Micro Mobility Systems or Micro will begin producing its Microlino 2.0 electric microcar by September this year. The first concept made waves at the 2016 Geneva Motor Show. Microlino 1.0 came with the original Isetta bubble car’s retro-flavored body style on top of a tubular frame underneath, with production to begin in late 2018.
However, Microlino 2.0 is an entirely different car. It has a new pressed steel and aluminum monocoque frame, making it the first car in its category to have the structural integrity of a full-size automobile. Micro said the new body structure “has already shown big improvements in safety” while allowing higher stiffness and safety without the weight penalty.

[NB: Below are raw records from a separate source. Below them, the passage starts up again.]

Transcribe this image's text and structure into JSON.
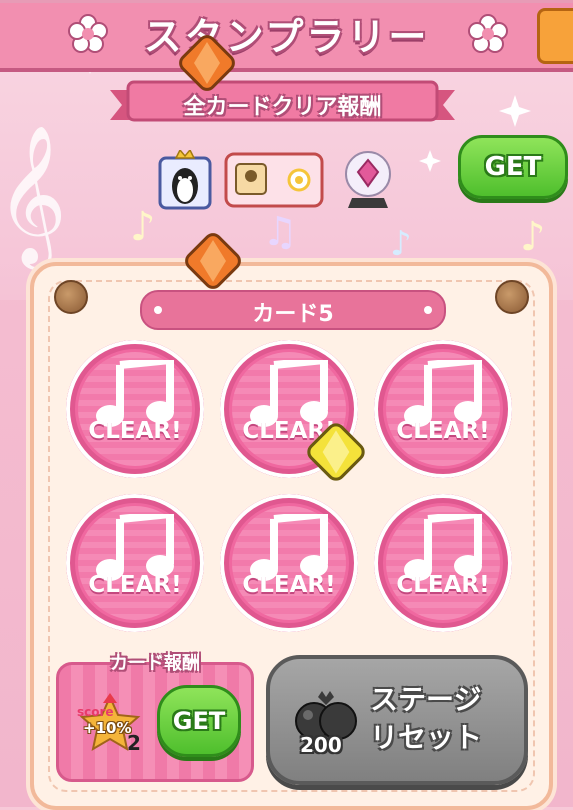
{
  "header": {
    "title": "スタンプラリー"
  },
  "ribbon": {
    "label": "全カードクリア報酬"
  },
  "all_clear_reward": {
    "get_label": "GET"
  },
  "card": {
    "title": "カード5"
  },
  "stamps": [
    {
      "label": "CLEAR!"
    },
    {
      "label": "CLEAR!"
    },
    {
      "label": "CLEAR!"
    },
    {
      "label": "CLEAR!"
    },
    {
      "label": "CLEAR!"
    },
    {
      "label": "CLEAR!"
    }
  ],
  "card_reward": {
    "label": "カード報酬",
    "score_word": "score",
    "bonus": "+10%",
    "count": "2",
    "get_label": "GET"
  },
  "stage_reset": {
    "label_line1": "ステージ",
    "label_line2": "リセット",
    "cost": "200"
  },
  "colors": {
    "header": "#f28fb0",
    "get_green": "#4fbf2d",
    "stamp_pink": "#f068a0",
    "reset_gray": "#808080"
  }
}
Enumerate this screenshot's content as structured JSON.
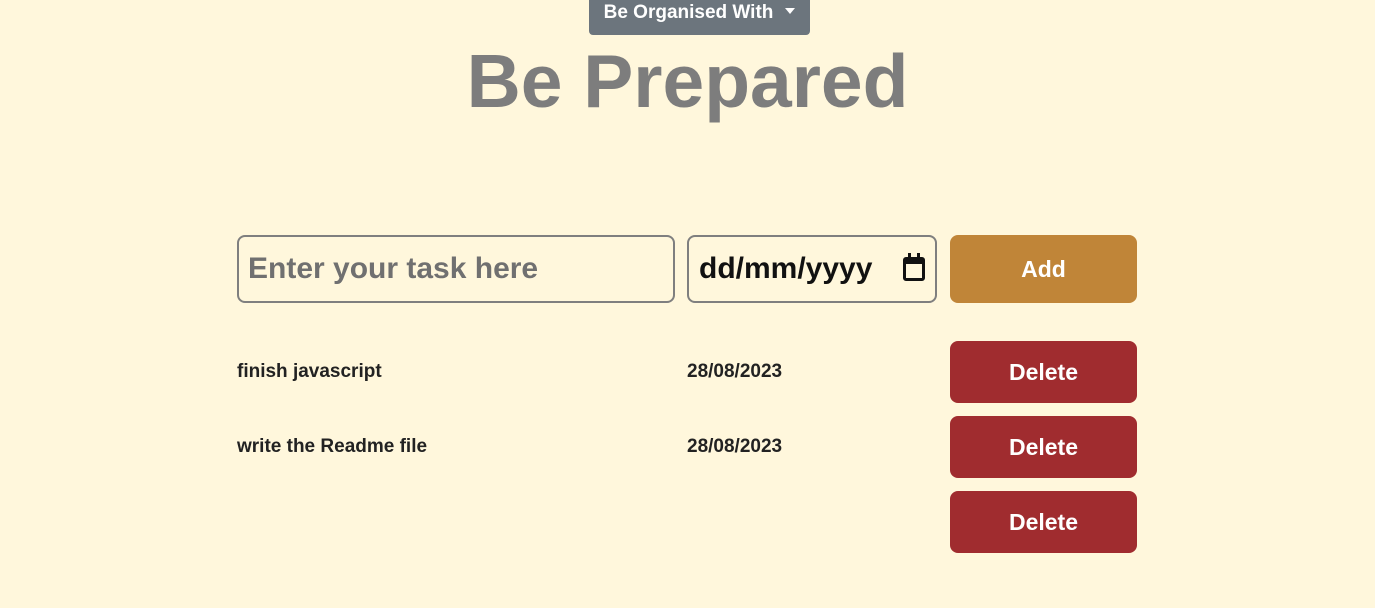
{
  "header": {
    "dropdown_label": "Be Organised With",
    "title": "Be Prepared"
  },
  "form": {
    "task_placeholder": "Enter your task here",
    "task_value": "",
    "date_placeholder": "dd/mm/yyyy",
    "add_label": "Add"
  },
  "tasks": [
    {
      "name": "finish javascript",
      "date": "28/08/2023",
      "delete_label": "Delete"
    },
    {
      "name": "write the Readme file",
      "date": "28/08/2023",
      "delete_label": "Delete"
    },
    {
      "name": "",
      "date": "",
      "delete_label": "Delete"
    }
  ],
  "colors": {
    "background": "#fff7dc",
    "dropdown": "#6c757d",
    "add": "#c08538",
    "delete": "#a02c2f",
    "title": "#7d7d7d"
  }
}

Microlino 2.0 makes a ton of sense in the real world. On average, a standard sedan or hatchback is driven by 1.2 people just 22 miles (35km) per day, said Micro, and that the average car is “too big for 95-percent of their usage.” Microlino forges the thin line between a car and motorbike by offering space for two adults and up to 125 miles of all-electric range.
Microlino’s small electric motor is potent enough to push the 1,131-pound (513kg) electric microcar to a 60 mph (90 kph) top speed. The base model has a smaller battery for 78 miles of range, but the optional battery pack achieves 125 miles of range, more than a Renault Twizzy.
Similar to the vintage BMW Isetta, Microlino has a front-opening door and enough cargo room to carry three beer crates, said Micro. Specific details about the powertrain, batteries, and charging systems remain unannounced, but Micro said the vehicle could achieve a full charge in around four hours using a conventional power socket.
Inside, Microlino 2.0 has the minimalistic cabin design of a base compact from the early 1990s, keeping in line with its affordable price. The only sign of modernism is a digital display to show the vehicle’s speed, range, and battery charge status. You don’t even get a standard radio or infotainment system. Instead, you get a built-in holder in the dashboard to mount a smartphone or Bluetooth speaker.
After testing a series of prototypes until June, Micro is working to achieve EU type-approval of Microlino 2.0 by August 2021. If all goes well, Microlino will finally enter series production in September after a three-year gestation period, with base prices estimated to start around €12,000 or roughly $14,550 in American currency.
We have no word if Microlino will make it stateside, but it’s interesting to see how it fares with the Kandi K27, a sub-compact EV with a 17.69 kWh battery pack, 100 miles of range, and a $13,000 base price after tax credits.